The King Coal Highway plays a crucial role in completing the I-73 corridor, a north-south transportation artery stretching from Michigan to South Carolina. Currently, a significant portion of southern West Virginia lacks immediate access to the I-73 corridor, hindering economic development and tourism. The completion of the King Coal Highway will bridge this gap, providing much-needed access to the interstate and fostering regional progress.
Both I-73 and the King Coal Highway are expected to significantly stimulate economic growth in West Virginia. Improved transportation infrastructure will attract new businesses and industries to the region, creating jobs, boosting tourism and diversifying the economy. This economic engine will benefit not only southern West Virginia but also the state as a whole.
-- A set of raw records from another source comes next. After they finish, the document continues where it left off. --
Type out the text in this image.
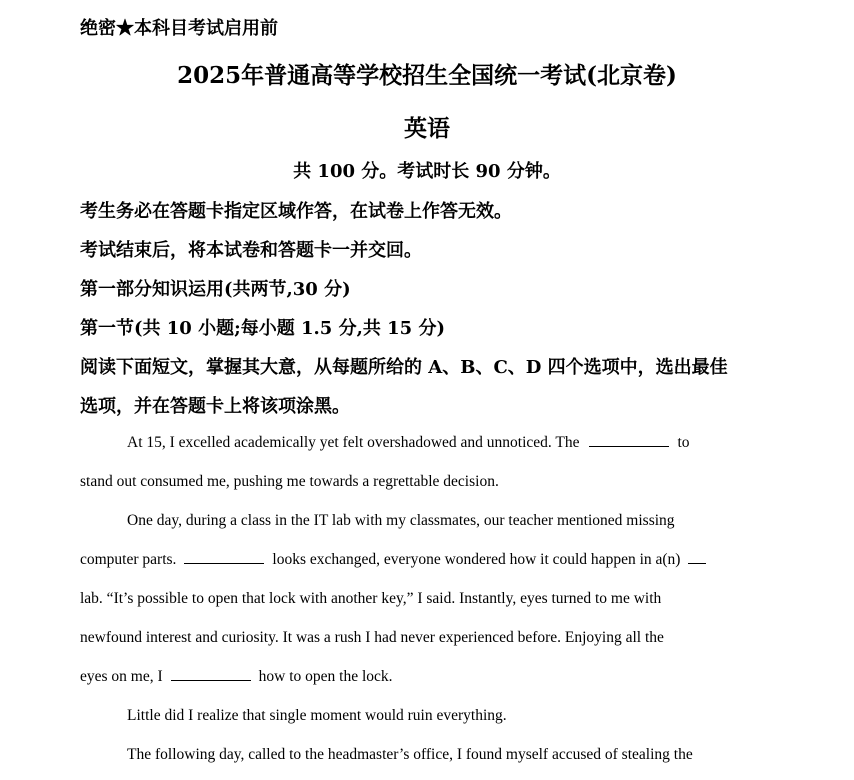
绝密★本科目考试启用前
2025年普通高等学校招生全国统一考试(北京卷)
英语
共 100 分。考试时长 90 分钟。
考生务必在答题卡指定区域作答，在试卷上作答无效。
考试结束后，将本试卷和答题卡一并交回。
第一部分知识运用(共两节,30 分)
第一节(共 10 小题;每小题 1.5 分,共 15 分)
阅读下面短文，掌握其大意，从每题所给的 A、B、C、D 四个选项中，选出最佳
选项，并在答题卡上将该项涂黑。
At 15, I excelled academically yet felt overshadowed and unnoticed. The	to
stand out consumed me, pushing me towards a regrettable decision.
One day, during a class in the IT lab with my classmates, our teacher mentioned missing
computer parts.	looks exchanged, everyone wondered how it could happen in a(n)
lab. “It’s possible to open that lock with another key,” I said. Instantly, eyes turned to me with
newfound interest and curiosity. It was a rush I had never experienced before. Enjoying all the
eyes on me, I	how to open the lock.
Little did I realize that single moment would ruin everything.
The following day, called to the headmaster’s office, I found myself accused of stealing the
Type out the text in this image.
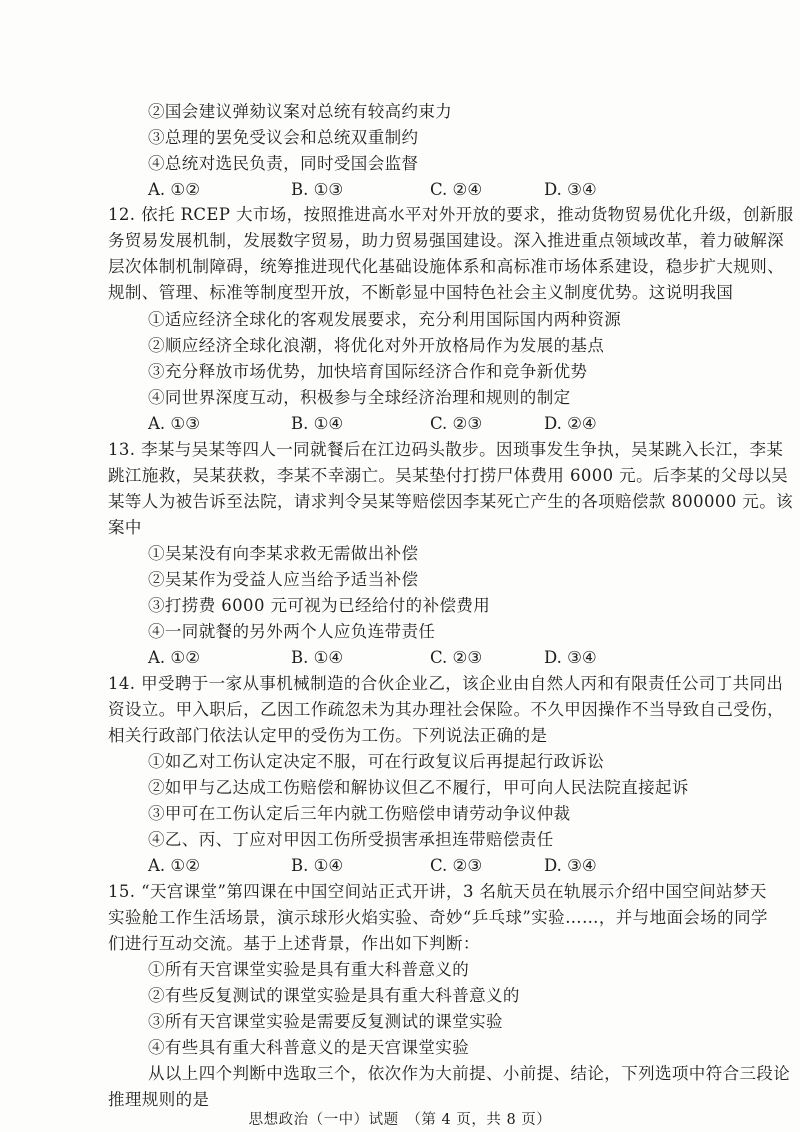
②国会建议弹劾议案对总统有较高约束力
③总理的罢免受议会和总统双重制约
④总统对选民负责，同时受国会监督
A. ①②	B. ①③	C. ②④	D. ③④
12. 依托 RCEP 大市场，按照推进高水平对外开放的要求，推动货物贸易优化升级，创新服
务贸易发展机制，发展数字贸易，助力贸易强国建设。深入推进重点领域改革，着力破解深
层次体制机制障碍，统筹推进现代化基础设施体系和高标准市场体系建设，稳步扩大规则、
规制、管理、标准等制度型开放，不断彰显中国特色社会主义制度优势。这说明我国
①适应经济全球化的客观发展要求，充分利用国际国内两种资源
②顺应经济全球化浪潮，将优化对外开放格局作为发展的基点
③充分释放市场优势，加快培育国际经济合作和竞争新优势
④同世界深度互动，积极参与全球经济治理和规则的制定
A. ①③	B. ①④	C. ②③	D. ②④
13. 李某与吴某等四人一同就餐后在江边码头散步。因琐事发生争执，吴某跳入长江，李某
跳江施救，吴某获救，李某不幸溺亡。吴某垫付打捞尸体费用 6000 元。后李某的父母以吴
某等人为被告诉至法院，请求判令吴某等赔偿因李某死亡产生的各项赔偿款 800000 元。该
案中
①吴某没有向李某求救无需做出补偿
②吴某作为受益人应当给予适当补偿
③打捞费 6000 元可视为已经给付的补偿费用
④一同就餐的另外两个人应负连带责任
A. ①②	B. ①④	C. ②③	D. ③④
14. 甲受聘于一家从事机械制造的合伙企业乙，该企业由自然人丙和有限责任公司丁共同出
资设立。甲入职后，乙因工作疏忽未为其办理社会保险。不久甲因操作不当导致自己受伤，
相关行政部门依法认定甲的受伤为工伤。下列说法正确的是
①如乙对工伤认定决定不服，可在行政复议后再提起行政诉讼
②如甲与乙达成工伤赔偿和解协议但乙不履行，甲可向人民法院直接起诉
③甲可在工伤认定后三年内就工伤赔偿申请劳动争议仲裁
④乙、丙、丁应对甲因工伤所受损害承担连带赔偿责任
A. ①②	B. ①④	C. ②③	D. ③④
15. “天宫课堂”第四课在中国空间站正式开讲，3 名航天员在轨展示介绍中国空间站梦天
实验舱工作生活场景，演示球形火焰实验、奇妙“乒乓球”实验……，并与地面会场的同学
们进行互动交流。基于上述背景，作出如下判断：
①所有天宫课堂实验是具有重大科普意义的
②有些反复测试的课堂实验是具有重大科普意义的
③所有天宫课堂实验是需要反复测试的课堂实验
④有些具有重大科普意义的是天宫课堂实验
从以上四个判断中选取三个，依次作为大前提、小前提、结论，下列选项中符合三段论
推理规则的是
思想政治（一中）试题　（第 4 页，共 8 页）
Despite facing a series of setbacks, the King Coal Highway project is moving forward with several sections already open to the public. Construction continues on other portions, including the recently inaugurated Airport Road segment that connects I-77 to the existing highway network near Bluefield. While the completion date for the entire project remains uncertain due to financial and planning considerations, the West Virginia Department of Transportation is actively working to overcome these hurdles and bring the project to fruition.
The King Coal Highway is a key component of I-73 with the potential to revolutionize southern West Virginia. Despite facing challenges and delays, the project continues to progress and holds immense promise for economic growth and regional development.